La renommée du conquérant attira des visiteurs venus de loin. À la fin des années 1560, plusieurs voyageurs européens, parmi lesquels Cesar Fedrici et Gaspero Balbi, se rendirent à Pégou, la capitale impériale. Leurs récits détaillés constituent des témoignages précieux sur la richesse, l'organisation et la puissance du royaume de Bayinnaung, offrant à l'Europe des images saisissantes d'une civilisation florissante au cœur du continent asiatique.

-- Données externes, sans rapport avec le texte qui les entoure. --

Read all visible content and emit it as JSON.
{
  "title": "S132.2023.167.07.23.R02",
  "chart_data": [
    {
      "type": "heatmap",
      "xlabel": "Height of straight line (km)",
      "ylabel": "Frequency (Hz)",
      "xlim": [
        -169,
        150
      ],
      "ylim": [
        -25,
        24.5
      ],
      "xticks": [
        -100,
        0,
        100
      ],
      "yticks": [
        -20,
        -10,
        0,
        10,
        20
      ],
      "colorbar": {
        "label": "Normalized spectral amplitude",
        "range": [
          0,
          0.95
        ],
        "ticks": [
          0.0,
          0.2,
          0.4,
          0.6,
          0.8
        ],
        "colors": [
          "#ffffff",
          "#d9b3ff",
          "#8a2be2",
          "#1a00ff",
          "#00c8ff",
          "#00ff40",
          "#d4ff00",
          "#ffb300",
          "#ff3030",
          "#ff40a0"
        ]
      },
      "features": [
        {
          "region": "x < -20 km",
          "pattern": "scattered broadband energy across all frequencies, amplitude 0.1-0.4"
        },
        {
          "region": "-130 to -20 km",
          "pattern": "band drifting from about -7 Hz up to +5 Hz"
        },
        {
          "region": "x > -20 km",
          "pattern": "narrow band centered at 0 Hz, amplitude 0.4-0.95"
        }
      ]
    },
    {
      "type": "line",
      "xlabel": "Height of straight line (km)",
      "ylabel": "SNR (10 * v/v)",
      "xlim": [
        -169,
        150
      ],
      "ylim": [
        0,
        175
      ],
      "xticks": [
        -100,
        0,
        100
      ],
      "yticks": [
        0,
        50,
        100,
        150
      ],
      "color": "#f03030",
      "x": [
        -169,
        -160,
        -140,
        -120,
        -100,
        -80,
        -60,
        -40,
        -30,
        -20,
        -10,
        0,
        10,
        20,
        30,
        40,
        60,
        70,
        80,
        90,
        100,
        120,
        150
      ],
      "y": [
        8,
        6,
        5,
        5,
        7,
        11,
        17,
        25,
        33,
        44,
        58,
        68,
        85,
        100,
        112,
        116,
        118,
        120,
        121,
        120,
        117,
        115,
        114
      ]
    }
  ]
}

Dans les années 1570, Bayinnaung porta ses armes plus loin encore, attaquant le royaume de Lan Xang, le "Million d'éléphants", dans l'actuel Laos. Le roi Setthathirat et ses sujets, refusant la soumission, s'enfuirent dans la jungle avec leurs trésors et leurs forces, transformant la guerre en une guérilla épuisante contre un ennemi insaisissable. Sans victoire décisive possible dans ces forêts impénétrables, Bayinnaung dut se résoudre à quitter le pays. De retour au Lan Xang en 1574, il tenta de reconstruire le royaume avec un souverain de son choix, mais le pays demeura difficile à contrôler. En 1576, il dut encore lancer une expédition pour réaffirmer son autorité sur l'État Shan de Mogaung, montrant que même les territoires conquis de longue date exigeaient une vigilance permanente.

Au moment de sa mort, le 10 octobre 1581, Bayinnaung s'apprêtait à lancer une nouvelle attaque contre le royaume d'Arakan. Son fils Nandabayin lui succéda sur le trône d'un empire qui s'étendait du nord de la Thaïlande jusqu'aux confins du Laos, le plus vaste jamais constitué en Asie du Sud-Est continentale. Son héritage dépassa les frontières de son temps : en Thaïlande, une chanson populaire intitulée Pu Chanah Sip Tit, signifiant "Conquérant des Dix Directions", perpétue sa mémoire. Il est également le protagoniste de la campagne birmane dans l'extension Rise of the Rajas du jeu vidéo Age of Empires II : The Age of Kings, signe que sa légende continue de traverser les cultures et les siècles. Vénéré en Birmanie comme un bâtisseur d'unité nationale, Bayinnaung demeure l'incarnation du conquérant visionnaire qui sut transformer un royaume fragmenté en un empire régional dominant.